Corriere del Mezzogiorno (Puglia)
La musica di Carrieri tra classica e jazz
In origine fu il Modern Jazz Quartet di John Lewis, che rese più «educato» il blues fondendo il meglio della tradizione nera con i fondamenti della classica e la contestuale messa in scena dei modi della tradizione cameristica europea. Poi arrivarono Jacques Loussier, gli Swingle Singers, Dave Brubeck e diversi altri a mostrare come i jazzisti potessero produrre swing suonando Bach e la musica del Settecento.
Da lì gli eredi di Armstrong e Parker hanno spesso continuato a nutrirsi alla fonte del vecchio continente, melodramma incluso, con le arie d’opera trasformate in standard jazz. L’Italia, patria del belcanto, detiene il primato, in questo senso. Gli esperimenti non si contano, da Enrico Rava a Paolo Fresu a Danilo Rea, per dirne solo alcuni. Ed è in questo solco che s’inserisce la recente esperienza discografica del pianista e compositore di Martina Franca, Massimo Carrieri, da sempre in equilibrio tra organizzazione formale e improvvisazione, tradizione colta e jazz, pop e musiche del mondo, antico e contemporaneo.

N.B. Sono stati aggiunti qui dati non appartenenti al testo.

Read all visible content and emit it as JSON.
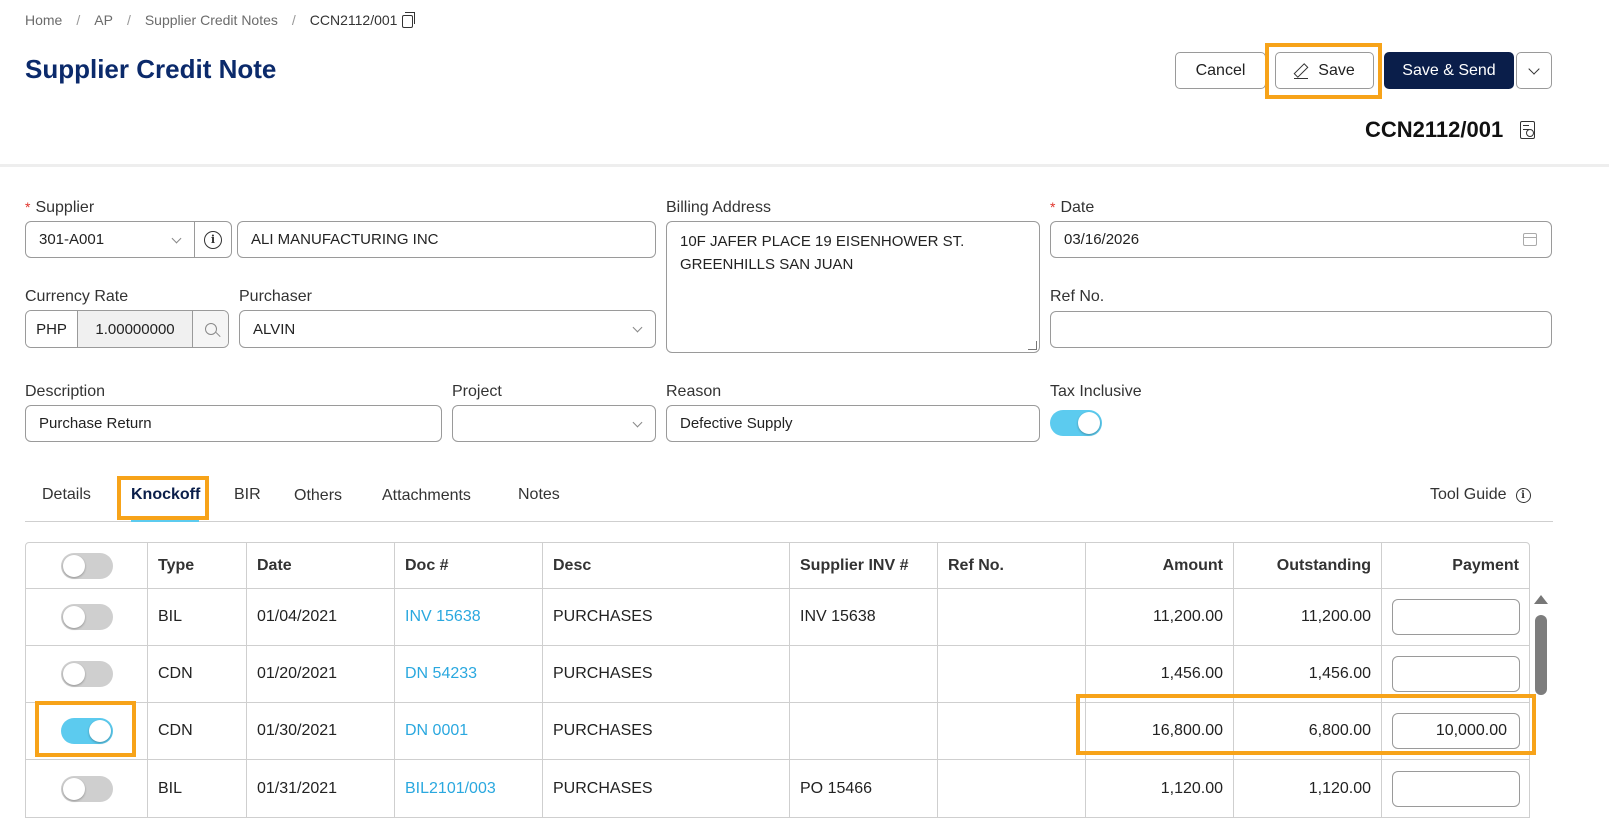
{
  "breadcrumb": {
    "items": [
      "Home",
      "AP",
      "Supplier Credit Notes"
    ],
    "current": "CCN2112/001"
  },
  "header": {
    "title": "Supplier Credit Note",
    "doc_number": "CCN2112/001",
    "cancel_label": "Cancel",
    "save_label": "Save",
    "save_send_label": "Save & Send"
  },
  "form": {
    "supplier": {
      "label": "Supplier",
      "code": "301-A001",
      "name": "ALI MANUFACTURING INC"
    },
    "billing_address": {
      "label": "Billing Address",
      "line1": "10F JAFER PLACE 19 EISENHOWER ST.",
      "line2": "GREENHILLS SAN JUAN"
    },
    "date": {
      "label": "Date",
      "value": "03/16/2026"
    },
    "currency_rate": {
      "label": "Currency Rate",
      "code": "PHP",
      "rate": "1.00000000"
    },
    "purchaser": {
      "label": "Purchaser",
      "value": "ALVIN"
    },
    "ref_no": {
      "label": "Ref No.",
      "value": ""
    },
    "description": {
      "label": "Description",
      "value": "Purchase Return"
    },
    "project": {
      "label": "Project",
      "value": ""
    },
    "reason": {
      "label": "Reason",
      "value": "Defective Supply"
    },
    "tax_inclusive": {
      "label": "Tax Inclusive",
      "on": true
    }
  },
  "tabs": {
    "items": [
      "Details",
      "Knockoff",
      "BIR",
      "Others",
      "Attachments",
      "Notes"
    ],
    "active": "Knockoff",
    "tool_guide": "Tool Guide"
  },
  "table": {
    "columns": [
      "Type",
      "Date",
      "Doc #",
      "Desc",
      "Supplier INV #",
      "Ref No.",
      "Amount",
      "Outstanding",
      "Payment"
    ],
    "rows": [
      {
        "selected": false,
        "type": "BIL",
        "date": "01/04/2021",
        "doc": "INV 15638",
        "desc": "PURCHASES",
        "supplier_inv": "INV 15638",
        "ref_no": "",
        "amount": "11,200.00",
        "outstanding": "11,200.00",
        "payment": ""
      },
      {
        "selected": false,
        "type": "CDN",
        "date": "01/20/2021",
        "doc": "DN 54233",
        "desc": "PURCHASES",
        "supplier_inv": "",
        "ref_no": "",
        "amount": "1,456.00",
        "outstanding": "1,456.00",
        "payment": ""
      },
      {
        "selected": true,
        "type": "CDN",
        "date": "01/30/2021",
        "doc": "DN 0001",
        "desc": "PURCHASES",
        "supplier_inv": "",
        "ref_no": "",
        "amount": "16,800.00",
        "outstanding": "6,800.00",
        "payment": "10,000.00"
      },
      {
        "selected": false,
        "type": "BIL",
        "date": "01/31/2021",
        "doc": "BIL2101/003",
        "desc": "PURCHASES",
        "supplier_inv": "PO 15466",
        "ref_no": "",
        "amount": "1,120.00",
        "outstanding": "1,120.00",
        "payment": ""
      }
    ]
  },
  "colors": {
    "brand_navy": "#0a1e4a",
    "title_blue": "#0b2a6b",
    "toggle_on": "#5ccbef",
    "link": "#2aa8df",
    "highlight": "#f7a319",
    "required": "#e0342b"
  }
}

Nell’album In a Baroque Mood pubblicato dall’etichetta Blue Serge fondata vent’anni fa dall’ex Matia Bazar Sergio Cossu, Carrieri ha rivisitato in chiave moderna, tra swing e lirismi classicheggianti, otto composizioni di Claudio Monteverdi, Georg Friederich Händel, Johann Sebastian Bach, Henry Purcell e due autori più antichi ancora e meno noti: il fiammingo Cipriano de Rore, vissuto nella prima metà del Cinquecento, e l’organista italiano Tarquinio Merula, la cui attività risale alla prima metà del Seicento.
Carrieri mette le loro musiche sottovuoto, dentro un’atmosfera estremamente diradata, e le pone al servizio di una dimensione emotiva del presente, col risultato di produrre una sospensione temporale del passato. «Due mondi, presente e passato, apparentemente lontani che, in realtà, convergono in diversi punti, uno su tutti spiega il musicista - la prassi improvvisativa, abilità già in uso nella musica antica e che in questi spartiti trova ampio spazio di fusione con la modernità». In alcuni casi gli interventi sono essenziali rispetto all’originale, come in «Lascia ch’io pianga» dal Rinaldo di Händel o «Il lamento di Didone» dal capolavoro di Henry Purcell Dido and Aeneas. In altri il materiale di partenza serve, invece, a lanciarsi in creazioni istantanee, come accade ripensando l’irruente moto perpetuo del secondo Preludio dal volume primo del Clavicembalo ben temperato di Bach.
C’è anche un ospite, il trombettista Giovanni Falzone, chiamato a contrastare con un intervento squisitamente jazzistico il clima contemplativo della Canzonetta spirituale sopra alla nanna di Merula, canto dolcissimo col quale Maria presagisce a Gesù bambino il futuro doloroso che lo attende.